Quando a cineasta entrou na vida delas, o casal deixava seus últimos dias transcorrerem de forma feliz na casa dela, na Virgínia. Rebecca, uma das duas herdeiras de Edith, estava mais do que de acordo. Mas a outra, Patricia, se opunha: argumentava que Eddie roubaria sua herança, que sua mãe, doente, já não era capaz de decidir por si só, e que deveria ir com ela para a Flórida. Sua contrariedade chegou a um tribunal, que nomeou uma curadora independente para dirimir a questão. E foi assim que uma desconhecida separou um casal que passou 10 anos juntos, sem nunca tê-los visto na vida: sentenciou que Edith partiria durante um tempo para a Flórida enquanto se decidia “como cuidar melhor dela”. Eles protestaram, se opuseram, mas nada contava: sua vontade, sua união, sua raiva. Um dia, o carro de Patricia chegou e levou Edith embora. Logo antes, puderam pelo menos conhecer pessoalmente a sua curadora, Jessica Niesen. Eddie a confrontou: “Você é má. Os diabos dormem debaixo da sua cama. Você se lembrará disto até morrer”.

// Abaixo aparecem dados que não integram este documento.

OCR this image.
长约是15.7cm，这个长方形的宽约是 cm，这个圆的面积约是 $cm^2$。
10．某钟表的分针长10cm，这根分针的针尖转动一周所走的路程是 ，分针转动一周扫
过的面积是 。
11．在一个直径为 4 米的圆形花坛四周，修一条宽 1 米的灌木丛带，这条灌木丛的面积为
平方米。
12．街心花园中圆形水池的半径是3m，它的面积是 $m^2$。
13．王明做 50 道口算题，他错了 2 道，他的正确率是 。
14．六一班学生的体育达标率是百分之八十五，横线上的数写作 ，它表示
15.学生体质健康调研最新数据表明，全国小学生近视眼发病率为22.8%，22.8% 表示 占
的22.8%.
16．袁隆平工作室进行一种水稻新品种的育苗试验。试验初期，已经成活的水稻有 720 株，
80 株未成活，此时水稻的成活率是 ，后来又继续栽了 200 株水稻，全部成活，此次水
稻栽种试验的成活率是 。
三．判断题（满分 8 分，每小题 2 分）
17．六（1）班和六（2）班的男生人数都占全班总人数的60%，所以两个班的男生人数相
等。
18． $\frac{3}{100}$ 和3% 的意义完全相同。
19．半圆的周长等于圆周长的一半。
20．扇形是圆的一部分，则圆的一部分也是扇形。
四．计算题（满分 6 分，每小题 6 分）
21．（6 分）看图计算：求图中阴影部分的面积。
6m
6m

Diante de idosos declarados “incapazes” — por demência, perda de memória ou outros motivos —, se os seus cuidadores não chegam a um acordo sobre o que fazer (ou às vezes inclusive passando por cima da vontade dos familiares), o Estado geralmente entrega seu destino, seus direitos e seus bens a um curador, como ocorreu com Edith e Eddie. O sistema permanece quase idêntico ao que estipulava uma lei de 800 anos atrás, exportada do Reino Unido para suas colônias, centrada na ideia de que o poder público deve agir como pai dos cidadãos incapazes de se cuidarem.
Para ser curador (chamado nos EUA de “guardião”), em muitos casos basta fazer um simples curso. Não há dados em nível nacional, mas a reportagem calcula que 1,5 milhão de idosos estão submetidos a essa figura jurídica nos EUA. Deveria ser temporário, mas vira permanente. “Em geral, os curadores tendem a colocar os idosos em alguma instituição, porque fica mais fácil de administrar. Além disso, têm seus próprios interesses”, afirma Checkoway. Traduzindo: encarregam-se de bens e do testamento de seus protegidos, um patrimônio que segundo a The New Yorker chega a 273 bilhões de dólares (886 bilhões de reais). Os curadores têm plena liberdade para dispor do patrimônio dos idosos, vendê-lo e usá-lo para cobrir seus gastos, ou mesmo para o seu próprio benefício.
"Decidimos que o importante era a cor do coração. E ele é vermelho", disse Eddie
A diretora do documentário, Laura Checkoway, não quer continuar falando da polêmica: para isso existe o filme. Prefere contar como se apaixonou por Edith e Eddie, por uma foto que um amigo lhe mostrou. Apareciam num sofá, sorridentes. “Não conseguia parar de olhá-los.” A diretora conseguiu contato com o casal, que concordou em se deixar filmar. E não só isso: sairiam para dançar, e a convidaram. Naquele dia se conheceram, e foi quando a cineasta os retratou na sequência que abre o filme. Durante três meses, manteve-se ao lado deles, sempre gravando. Com gastos mínimos e autofinanciados. Na missa, no parque, na sala de casa. Quando Edith conta que é “grata por viver” e que “todo mundo deveria fazer o melhor que puder”. E quando Eddie afirma que a ama porque é “gentil e muito conversadora”.
Filmou a tarde em que foram separados, e os dias vazios dele sem sua esposa. Quando, semanas depois, o idoso adoeceu e foi internado às pressas num hospital, a câmera de Checkoway continuou gravando. A diretora afirma que vários espectadores lhe contaram que Edith+Eddie os inspirou e os incentivou a cuidar mais dos seus pais. Por isso, a cineasta convida a visitar seu site e solicitar uma projeção do curta. “O filme quer fazer perguntas honestas sobre o que um sistema desonesto gera”, afirma. Começando por uma, talvez a mais pungente: “Por que não honramos os nossos idosos?”.